Pension liabilities (for funding, accounting, and de-risking purposes) are now driven by market interest rates. The graph on the left compares Treasury STRIPs yields at December 31, 2015 and July 31, 2016, and also shows the movement in rates last month. The graph on the right shows our estimate of movements in effective GAAP discount rates for pension obligations of various duration during 2016:

Both Treasury and corporate interest rates fell another 0.1% during July and are down more than 0.80% this year. The move pushed pension liabilities up 1% last month; liabilities are now 10%-15% higher than at the end of 2015, with long duration plans seeing the biggest increases.


2016 has been a decent year for pension assets, but the dominant theme remains all-time low interest rates and their effect on pension liabilities. The 30-year Treasury reached its all-time low yield of 2.11% on July 8 before drifting up to 2.18% by month’s end.

Rates could move lower still, but if we are near the bottom and rates move up in the months ahead, the headwind of pension liabilities could become a tailwind for plan sponsors.

The graphs below show the movement of assets and liabilities for our two model plans this year:

Looking Ahead

The Obama Administration and Congressional leaders passed a budget last fall that includes a third round of pension funding relief since 2012. The upshot is that pension funding requirements over the next several years will not be appreciably affected by current low interest rates (unless these rates persist). Required contributions for the next few years will be lower and more stable than under prior law.

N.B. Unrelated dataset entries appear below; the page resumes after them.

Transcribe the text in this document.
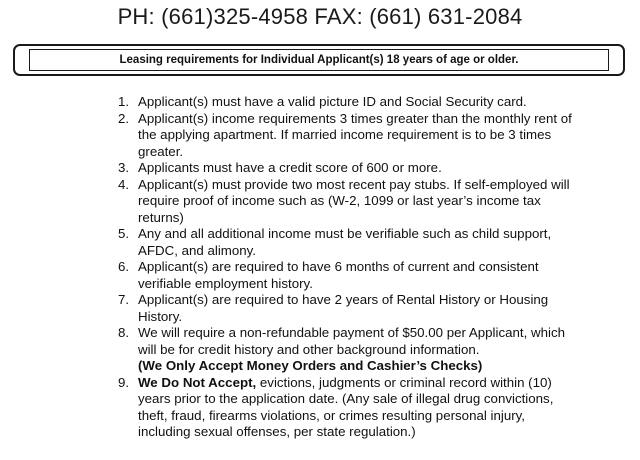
PH: (661)325-4958 FAX: (661) 631-2084
Leasing requirements for Individual Applicant(s) 18 years of age or older.
1. Applicant(s) must have a valid picture ID and Social Security card.
2. Applicant(s) income requirements 3 times greater than the monthly rent of the applying apartment. If married income requirement is to be 3 times greater.
3. Applicants must have a credit score of 600 or more.
4. Applicant(s) must provide two most recent pay stubs. If self-employed will require proof of income such as (W-2, 1099 or last year’s income tax returns)
5. Any and all additional income must be verifiable such as child support, AFDC, and alimony.
6. Applicant(s) are required to have 6 months of current and consistent verifiable employment history.
7. Applicant(s) are required to have 2 years of Rental History or Housing History.
8. We will require a non-refundable payment of $50.00 per Applicant, which will be for credit history and other background information.
(We Only Accept Money Orders and Cashier’s Checks)
9. We Do Not Accept, evictions, judgments or criminal record within (10) years prior to the application date. (Any sale of illegal drug convictions, theft, fraud, firearms violations, or crimes resulting personal injury, including sexual offenses, per state regulation.)
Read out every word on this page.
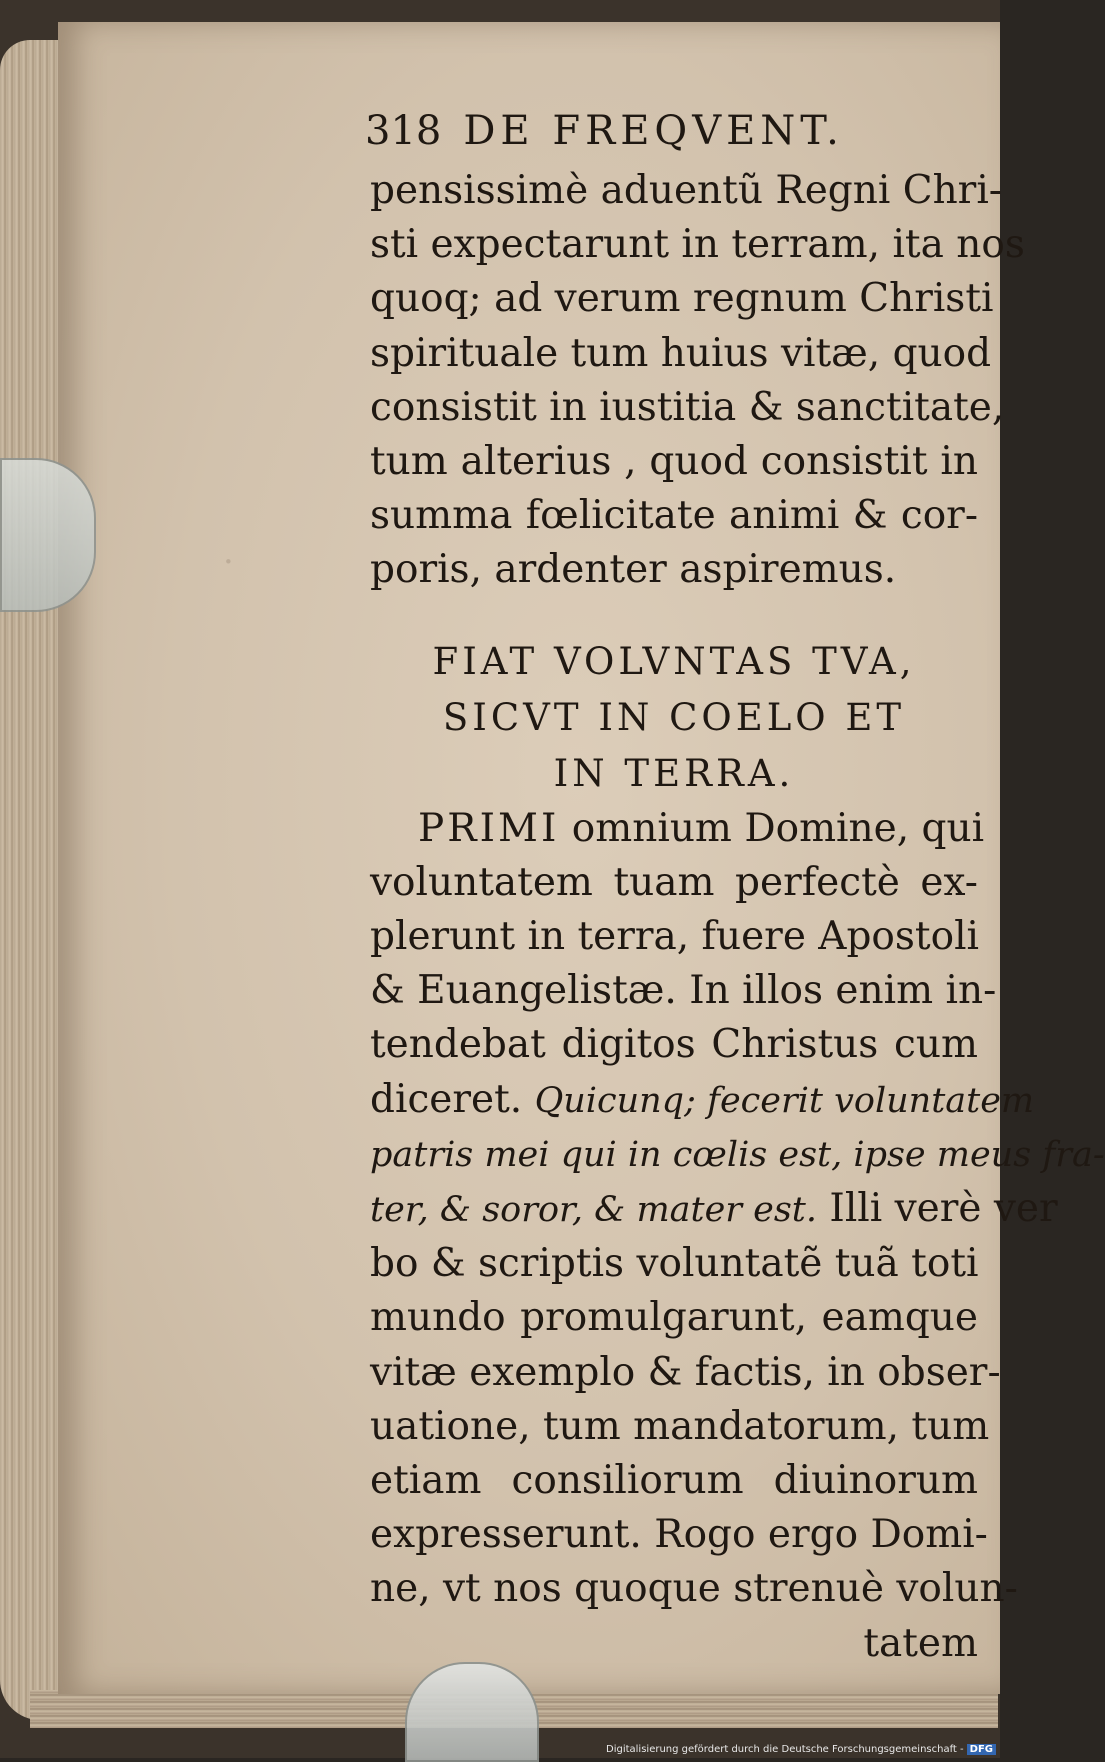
·
318 DE FREQVENT.
pensissimè aduentũ Regni Chri-
sti expectarunt in terram, ita nos
quoq; ad verum regnum Christi
spirituale tum huius vitæ, quod
consistit in iustitia & sanctitate,
tum alterius , quod consistit in
summa fœlicitate animi & cor-
poris, ardenter aspiremus.
FIAT VOLVNTAS TVA,
SICVT IN COELO ET
IN TERRA.
PRIMI omnium Domine, qui
voluntatem tuam perfectè ex-
plerunt in terra, fuere Apostoli
& Euangelistæ. In illos enim in-
tendebat digitos Christus cum
diceret. Quicunq; fecerit voluntatem
patris mei qui in cœlis est, ipse meus fra-
ter, & soror, & mater est. Illi verè ver
bo & scriptis voluntatẽ tuã toti
mundo promulgarunt, eamque
vitæ exemplo & factis, in obser-
uatione, tum mandatorum, tum
etiam consiliorum diuinorum
expresserunt. Rogo ergo Domi-
ne, vt nos quoque strenuè volun-
tatem
Digitalisierung gefördert durch die Deutsche Forschungsgemeinschaft - DFG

Discount rates fell another 0.1% last month. We expect most pension sponsors will use effective discount rates in the 3.2%-3.8% range to measure pension liabilities right now. These rates are as low as we’ve ever seen.

The table below summarizes rates that plan sponsors are required to use for IRS funding purposes for 2016, along with estimates for 2017. Pre-relief, both 24-month averages and December ‘spot’ rates, which are still required for some calculations, such as PBGC premiums, are also included.

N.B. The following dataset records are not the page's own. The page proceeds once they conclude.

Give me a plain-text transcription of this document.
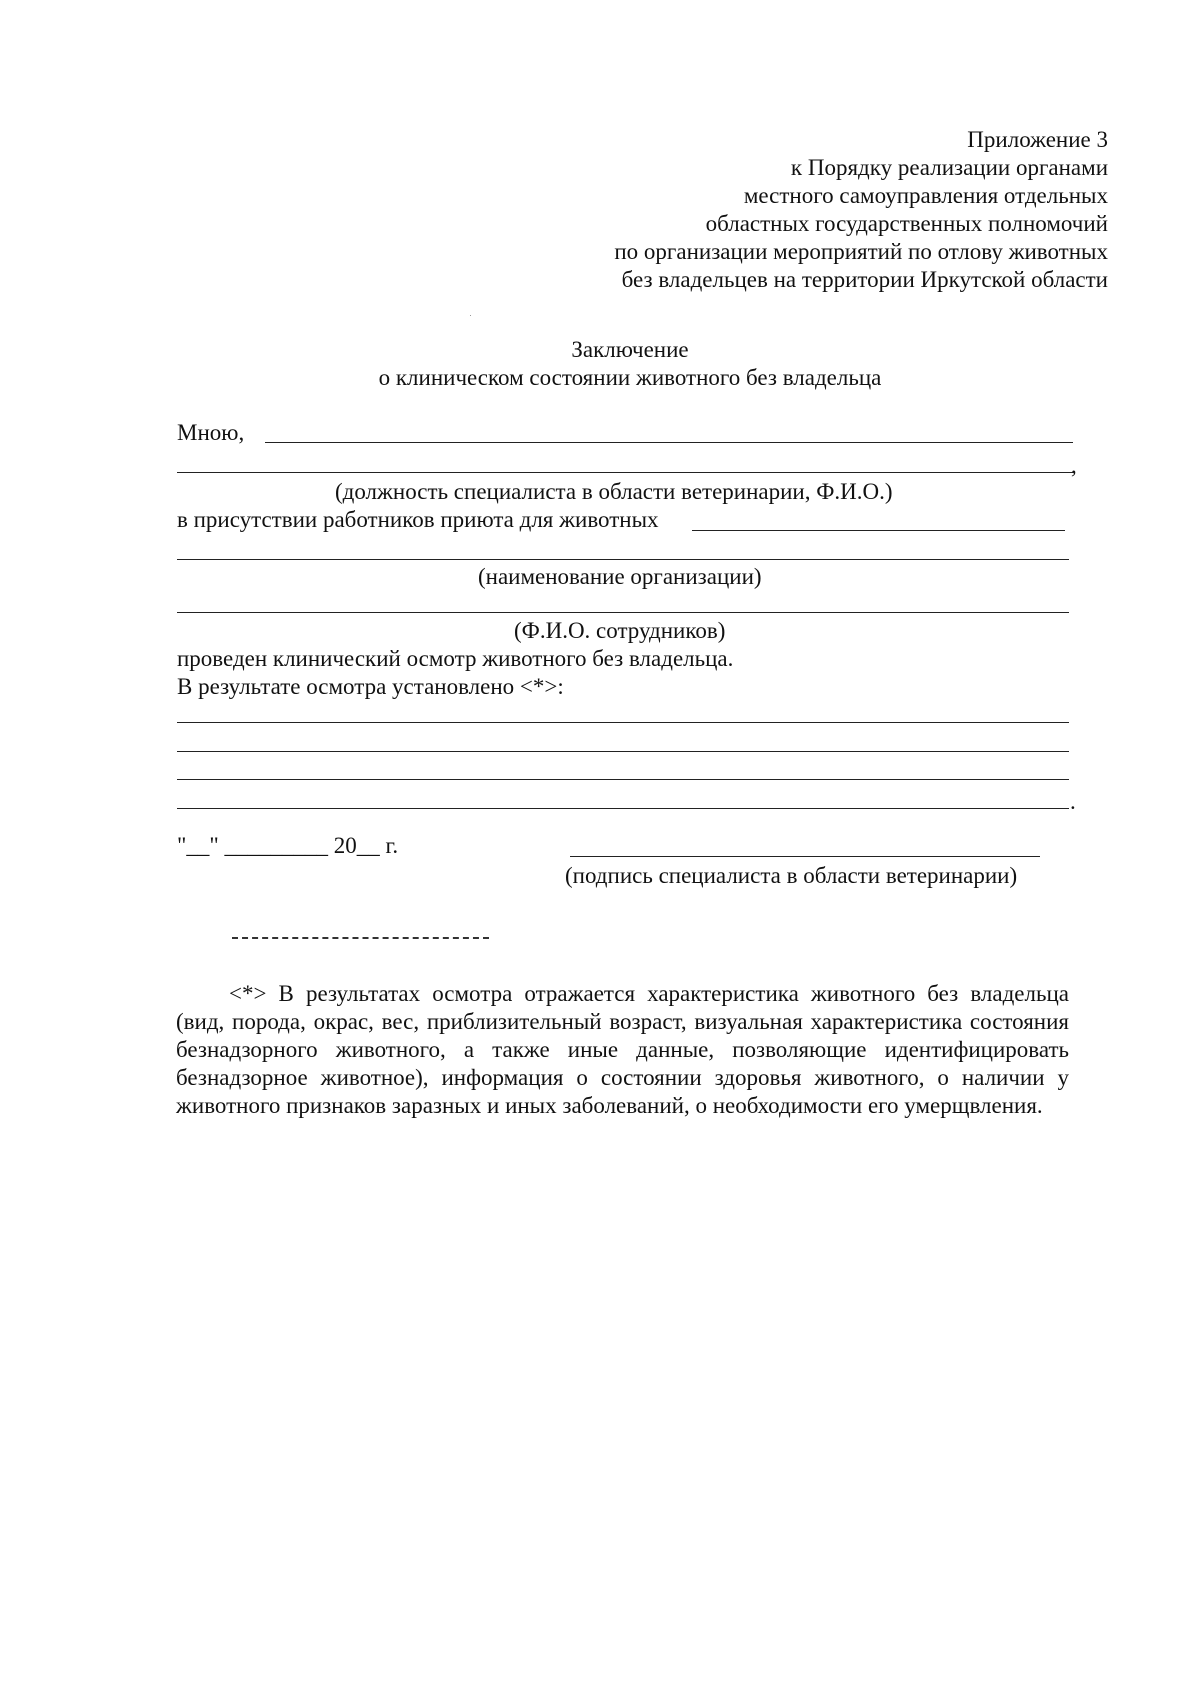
Приложение 3
к Порядку реализации органами
местного самоуправления отдельных
областных государственных полномочий
по организации мероприятий по отлову животных
без владельцев на территории Иркутской области
Заключение
о клиническом состоянии животного без владельца
Мною,
,
(должность специалиста в области ветеринарии, Ф.И.О.)
в присутствии работников приюта для животных
(наименование организации)
(Ф.И.О. сотрудников)
проведен клинический осмотр животного без владельца.
В результате осмотра установлено <*>:
.
"__" _________ 20__ г.
(подпись специалиста в области ветеринарии)
<*> В результатах осмотра отражается характеристика животного без владельца (вид, порода, окрас, вес, приблизительный возраст, визуальная характеристика состояния безнадзорного животного, а также иные данные, позволяющие идентифицировать безнадзорное животное), информация о состоянии здоровья животного, о наличии у животного признаков заразных и иных заболеваний, о необходимости его умерщвления.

1 Plan A is a traditional plan (duration 12 at 5.5%) with a 60/40 asset allocation, while Plan B is a cash balance plan (duration 9 at 5.5%) with a 20/80 allocation with a greater emphasis on corporate and long-duration bonds. For both plans, we assume the plan is 100% funded at the beginning of the year and ignore benefit accruals, contributions, and benefit payments in order to isolate the financial performance of plan assets versus liabilities.